Ob die Freude neokonservativer Blätter über den neuen Entwurf des Wahlprogramms der Linken von langer Dauer sein wird, ist fraglich. Wenn in der Tageszeitung Die Welt (11.05.2009) konstatiert wird, daß die Linke "Oppositionspartei bleiben" will, weil die Parteivorsitzenden Oskar Lafontaine und Gregor Gysi "nicht nur eine Koalitionsaussage" vermieden, sondern "einen für SPD und Grüne unerfüllbaren Forderungskatalog" formulierten, dann ist die Befriedigung über die damit noch unwahrscheinlicher gewordene Option rot-rot-grün nicht zu überhören. Gleichzeitig verstärkt sich angesichts der deutlich schärfer gewordenen Konturierung des Wahlprogramms, dessen erste vom Parteivorstand verfaßte Version auf viel Kritik aufgrund indifferenter und weichgespülter Positionen gestoßen war, der systemapologetische Ton in den Berichten der Mehrheitsmedien.

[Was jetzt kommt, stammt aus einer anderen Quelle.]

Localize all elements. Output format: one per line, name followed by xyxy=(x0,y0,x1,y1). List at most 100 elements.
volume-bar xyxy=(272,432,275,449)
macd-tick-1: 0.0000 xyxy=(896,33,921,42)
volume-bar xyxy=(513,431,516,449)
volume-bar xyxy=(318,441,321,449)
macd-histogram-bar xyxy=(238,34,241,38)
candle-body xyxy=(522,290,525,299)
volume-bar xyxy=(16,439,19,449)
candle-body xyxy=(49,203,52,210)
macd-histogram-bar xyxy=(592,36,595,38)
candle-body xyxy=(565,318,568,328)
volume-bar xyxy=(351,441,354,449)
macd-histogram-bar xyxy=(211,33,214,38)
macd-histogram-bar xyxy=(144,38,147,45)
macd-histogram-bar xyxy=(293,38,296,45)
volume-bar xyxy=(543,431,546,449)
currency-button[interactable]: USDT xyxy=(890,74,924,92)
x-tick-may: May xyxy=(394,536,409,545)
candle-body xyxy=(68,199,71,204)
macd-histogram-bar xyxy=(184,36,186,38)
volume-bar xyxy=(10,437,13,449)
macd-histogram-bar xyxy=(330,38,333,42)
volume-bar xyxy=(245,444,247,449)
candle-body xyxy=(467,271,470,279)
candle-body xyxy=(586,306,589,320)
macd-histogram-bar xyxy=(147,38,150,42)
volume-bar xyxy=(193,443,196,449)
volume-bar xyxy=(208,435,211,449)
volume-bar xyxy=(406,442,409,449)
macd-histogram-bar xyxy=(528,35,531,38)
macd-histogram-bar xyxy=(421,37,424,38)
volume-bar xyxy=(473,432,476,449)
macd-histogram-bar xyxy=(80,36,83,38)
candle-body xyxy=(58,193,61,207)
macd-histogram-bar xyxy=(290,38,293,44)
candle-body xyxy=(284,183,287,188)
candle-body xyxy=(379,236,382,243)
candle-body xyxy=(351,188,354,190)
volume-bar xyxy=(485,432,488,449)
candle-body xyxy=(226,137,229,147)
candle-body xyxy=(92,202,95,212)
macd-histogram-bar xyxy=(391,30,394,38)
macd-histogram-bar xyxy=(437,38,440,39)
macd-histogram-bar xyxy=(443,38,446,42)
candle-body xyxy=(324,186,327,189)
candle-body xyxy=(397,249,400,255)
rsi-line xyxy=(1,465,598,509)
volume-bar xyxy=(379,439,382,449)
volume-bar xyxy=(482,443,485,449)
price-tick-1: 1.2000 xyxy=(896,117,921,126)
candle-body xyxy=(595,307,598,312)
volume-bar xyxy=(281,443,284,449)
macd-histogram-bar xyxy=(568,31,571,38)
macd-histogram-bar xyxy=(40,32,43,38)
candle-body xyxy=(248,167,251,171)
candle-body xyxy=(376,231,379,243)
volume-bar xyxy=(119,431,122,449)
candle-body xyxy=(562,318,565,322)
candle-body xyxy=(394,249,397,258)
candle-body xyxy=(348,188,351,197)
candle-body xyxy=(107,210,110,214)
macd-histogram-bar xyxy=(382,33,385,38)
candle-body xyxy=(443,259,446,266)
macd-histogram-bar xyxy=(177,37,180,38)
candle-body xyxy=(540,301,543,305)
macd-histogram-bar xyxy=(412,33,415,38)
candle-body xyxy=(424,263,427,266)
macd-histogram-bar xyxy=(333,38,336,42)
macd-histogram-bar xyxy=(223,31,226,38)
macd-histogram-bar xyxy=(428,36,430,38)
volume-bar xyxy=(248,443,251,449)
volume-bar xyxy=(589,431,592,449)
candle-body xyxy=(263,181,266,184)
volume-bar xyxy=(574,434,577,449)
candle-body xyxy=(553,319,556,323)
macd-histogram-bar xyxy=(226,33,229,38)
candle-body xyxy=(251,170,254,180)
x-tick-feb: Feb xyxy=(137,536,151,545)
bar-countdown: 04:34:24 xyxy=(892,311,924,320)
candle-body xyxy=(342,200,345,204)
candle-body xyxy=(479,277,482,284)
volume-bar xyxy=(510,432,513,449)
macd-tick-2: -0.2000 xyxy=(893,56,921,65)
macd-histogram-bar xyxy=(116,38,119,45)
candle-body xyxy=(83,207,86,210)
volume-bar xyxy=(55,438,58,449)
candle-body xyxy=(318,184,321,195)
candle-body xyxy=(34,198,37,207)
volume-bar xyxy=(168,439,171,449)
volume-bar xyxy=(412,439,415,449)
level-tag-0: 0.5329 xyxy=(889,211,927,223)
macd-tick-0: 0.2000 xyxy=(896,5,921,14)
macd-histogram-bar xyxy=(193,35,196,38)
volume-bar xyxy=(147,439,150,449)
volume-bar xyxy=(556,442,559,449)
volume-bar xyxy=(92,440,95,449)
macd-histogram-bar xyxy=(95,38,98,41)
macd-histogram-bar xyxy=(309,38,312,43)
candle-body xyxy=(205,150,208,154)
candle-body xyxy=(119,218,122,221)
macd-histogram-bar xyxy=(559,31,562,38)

Insbesondere die perspektivische Abschaffung von Hartz IV, die bis dahin zu erfolgende Erhöhung des Regelsatzes auf 500 Euro und eine deutlich stärkere Belastung von Kapitaleignern zur Krisenbewältigung sind Aussichten, die bei neoliberalen Politikern alle Alarmglocken läuten lassen. Das zeigen auch die Reaktionen potentieller Koalitionspartner. So ließ die Grünen-Chefin Claudia Roth sattsam Bekanntes verlauten, indem sie erklärte, daß ihre Partei "keine Fundamentalopposition, sondern regieren" wolle. SPD-Chef Franz Müntefering wiederum behauptete, die Linke sei "sozialpopulistisch", sie habe "keine Orientierung an den Lebenswirklichkeiten" und werde daher "keinen Zulauf haben" (Die Welt, 11.05.2009). Dies läuft angesichts der sozialen Verwerfungen, die die Bundesrepublik durch die rot-grüne Bundesregierung erlitten hat, auf Pfeifen im Wald hinaus, muß die SPD doch nun fürchten, daß die bisherige Flaute der Linken in den demoskopischen Ergebnissen einem neuen Aufwärtsschwung bei den Verlierern weicht, die diese Gesellschaftsordnung produziert.

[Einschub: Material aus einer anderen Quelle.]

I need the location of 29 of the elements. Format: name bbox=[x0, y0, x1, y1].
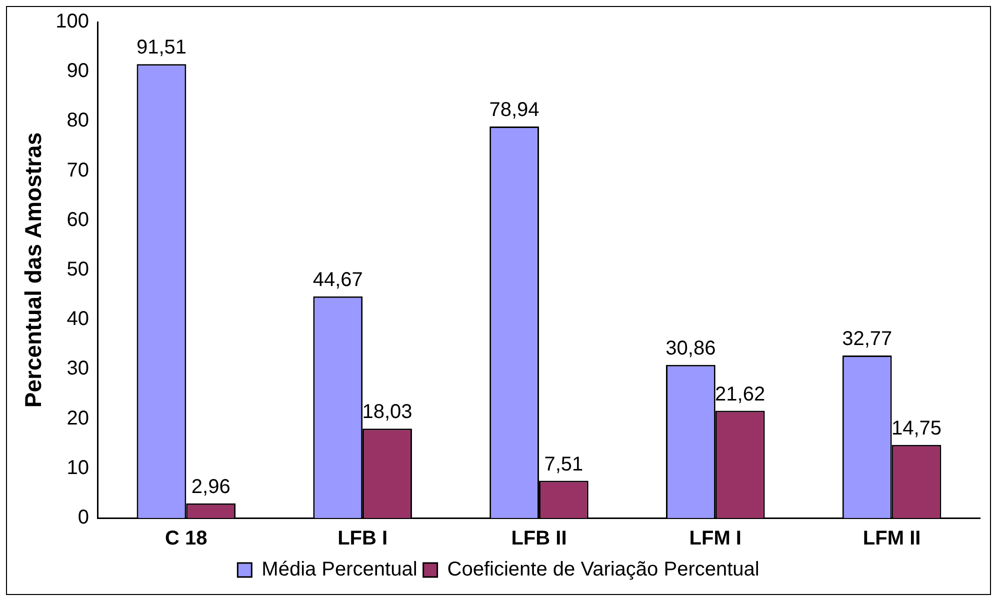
data-label: 44,67 bbox=[312, 268, 363, 291]
data-label: 18,03 bbox=[362, 401, 412, 424]
y-tick-label: 100 bbox=[56, 10, 89, 33]
y-tick-label: 70 bbox=[66, 159, 89, 182]
y-tick-label: 30 bbox=[66, 358, 89, 380]
y-tick-label: 50 bbox=[66, 258, 89, 281]
x-tick-label: LFM I bbox=[689, 528, 742, 550]
y-tick-label: 0 bbox=[78, 506, 89, 529]
data-label: 91,51 bbox=[136, 36, 187, 59]
x-tick-label: LFB II bbox=[511, 528, 567, 550]
y-tick-label: 40 bbox=[66, 308, 89, 330]
y-tick-label: 60 bbox=[66, 208, 89, 231]
data-label: 21,62 bbox=[715, 383, 766, 406]
data-label: 2,96 bbox=[191, 476, 230, 498]
y-tick-label: 80 bbox=[66, 110, 89, 132]
y-tick-label: 10 bbox=[66, 456, 89, 479]
legend-label: Média Percentual bbox=[262, 558, 418, 581]
y-axis-title: Percentual das Amostras bbox=[20, 132, 46, 408]
y-tick-label: 20 bbox=[66, 407, 89, 430]
x-tick-label: C 18 bbox=[165, 528, 208, 550]
data-label: 7,51 bbox=[544, 453, 584, 476]
data-label: 14,75 bbox=[891, 417, 942, 440]
y-tick-label: 90 bbox=[66, 60, 89, 82]
data-label: 32,77 bbox=[842, 328, 892, 350]
data-label: 30,86 bbox=[666, 337, 716, 360]
data-label: 78,94 bbox=[489, 98, 540, 121]
x-tick-label: LFM II bbox=[862, 528, 921, 550]
x-tick-label: LFB I bbox=[338, 528, 388, 550]
legend-label: Coeficiente de Variação Percentual bbox=[447, 558, 760, 581]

Angesichts dieses Versuchs, zumindest auf profiliert sozialdemokratische Weise Anschluß an die krisenhafte Entwicklung des Kapitalismus zu erhalten, ist es um so ärgerlicher, daß führende Politiker der Linken nicht bereit sind, außenpolitische Tabus zu brechen, die einer produktiven Entwicklung in Krisengebieten wie dem Nahen Osten im Wege stehen. Während der stellvertretende Fraktionschef der Linken im Bundestag, Bodo Ramelow, mit der von ihm vorgeschlagenen Sonderabgabe von 80 Prozent für Besserverdienende Furore macht, distanziert er sich in der Welt (12.05.2009) von seiner Parteigenossin, der Bundestagsabgeordneten Ulla Jelpke, weil diese sich, wie das Blatt paraphrasiert, für kolumbianische Guerilleros und Hamas und Hisbollah einsetzt. "Wer das Vorgehen solcher Gruppen unterstützt, hat die Demokratie nicht verstanden", behauptet Ramelow und wirft Jelpke parteischädigendes Verhalten vor.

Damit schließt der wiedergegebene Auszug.